The last chunk of HyperShock’s income is directly from the show itself. BattleBots provides a small stipend to help put a dent in travel costs. They almost pay a meager royalty out to returning teams which mostly comes from international sales of the series. Finally, teams will use any winnings or appearance fees from the previous season to fund the next one or pay themselves back for things they covered out of their own pockets in that season. Every year since Season 3, the prize pool has shrunk as teams have asked for more base funding for showing up. The exact format has shifted a little each season, but we essentially get a nominal payment per fight with a slight bonus for winning. There’s an increasing fee for each round of the tournament and appearance fees for post-season events like Bounty Hunters.
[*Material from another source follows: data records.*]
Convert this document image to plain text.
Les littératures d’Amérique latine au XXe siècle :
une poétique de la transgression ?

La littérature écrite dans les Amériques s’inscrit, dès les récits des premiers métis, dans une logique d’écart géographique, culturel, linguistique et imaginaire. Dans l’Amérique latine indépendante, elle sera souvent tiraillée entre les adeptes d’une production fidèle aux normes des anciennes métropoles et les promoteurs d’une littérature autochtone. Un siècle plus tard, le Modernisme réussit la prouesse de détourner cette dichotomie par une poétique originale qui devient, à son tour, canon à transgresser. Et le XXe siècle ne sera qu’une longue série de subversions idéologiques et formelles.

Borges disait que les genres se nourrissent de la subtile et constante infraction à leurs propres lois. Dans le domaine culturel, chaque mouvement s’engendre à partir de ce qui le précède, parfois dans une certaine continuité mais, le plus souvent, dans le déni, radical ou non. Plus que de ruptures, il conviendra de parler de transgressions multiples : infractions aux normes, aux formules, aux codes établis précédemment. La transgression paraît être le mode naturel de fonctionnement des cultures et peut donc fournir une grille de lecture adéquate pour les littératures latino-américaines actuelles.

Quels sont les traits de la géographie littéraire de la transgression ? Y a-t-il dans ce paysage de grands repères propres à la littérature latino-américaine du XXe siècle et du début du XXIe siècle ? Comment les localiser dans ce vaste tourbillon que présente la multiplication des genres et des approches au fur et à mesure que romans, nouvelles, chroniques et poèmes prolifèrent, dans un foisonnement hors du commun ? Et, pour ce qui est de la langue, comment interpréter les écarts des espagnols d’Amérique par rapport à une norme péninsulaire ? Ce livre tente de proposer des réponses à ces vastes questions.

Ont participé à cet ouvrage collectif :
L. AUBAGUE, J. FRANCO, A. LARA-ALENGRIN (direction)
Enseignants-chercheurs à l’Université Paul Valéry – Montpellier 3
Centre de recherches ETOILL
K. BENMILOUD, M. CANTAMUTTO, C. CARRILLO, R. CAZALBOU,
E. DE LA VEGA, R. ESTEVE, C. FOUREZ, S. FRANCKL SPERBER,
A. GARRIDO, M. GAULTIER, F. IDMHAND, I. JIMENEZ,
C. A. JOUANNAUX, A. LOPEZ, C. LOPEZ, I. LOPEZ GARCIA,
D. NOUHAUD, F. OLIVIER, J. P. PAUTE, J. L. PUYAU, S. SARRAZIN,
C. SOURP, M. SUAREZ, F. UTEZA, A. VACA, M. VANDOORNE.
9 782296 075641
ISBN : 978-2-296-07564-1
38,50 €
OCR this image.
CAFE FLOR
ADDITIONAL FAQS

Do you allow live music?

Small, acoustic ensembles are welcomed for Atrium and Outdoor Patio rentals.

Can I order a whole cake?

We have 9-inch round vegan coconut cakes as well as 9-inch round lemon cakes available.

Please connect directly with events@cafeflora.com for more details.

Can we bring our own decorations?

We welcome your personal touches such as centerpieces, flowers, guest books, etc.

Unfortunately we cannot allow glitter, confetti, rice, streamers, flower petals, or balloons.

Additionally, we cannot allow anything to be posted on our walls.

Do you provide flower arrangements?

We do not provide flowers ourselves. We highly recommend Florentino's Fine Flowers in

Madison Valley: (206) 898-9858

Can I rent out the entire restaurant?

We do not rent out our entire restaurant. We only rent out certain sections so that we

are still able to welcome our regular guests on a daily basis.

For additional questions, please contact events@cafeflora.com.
Winning Bounty Hunters tournaments is arguably more financially lucrative than winning the Giant Nut just due to the amount of damage a team is likely to incur along that path. I’m not putting this out there to take a shot at BattleBots. I want to drive the point home that teams are not on the show to make money. This is exclusively a money-spending operation. Teams are extremely lucky to break even or get through a season without spending their own money. On top of everything else, two consecutive weeks off from work is about all the vacation most people can take for the year, especially all at once. 

 

HyperShock BattleBots Cost

[Robot Costs Chart]

All the really valuable stuff out of the way, here’s what the cost breakdown of a HyperShock looks like. This can vary a little bit between configs. Some have more titanium than others. The wedge costs about twice what the forks do, but overall not that much anyway. Reasonably, the double disk weapon costs about twice as much as the single-disk/ham sandwich (it’ll make sense later, I promise). Our most expensive armor configuration costs four times as much as the least expensive. We’re also much more likely to take a bunch of damage to that expensive config as compared to the least expensive. Printed parts are listed at 0% because they make up less than 1% of the cost of a single HyperShock. Electronics have the highest cost-density of any component type in the robot. Machined parts aren’t far behind despite having much more visual and volumetric representation.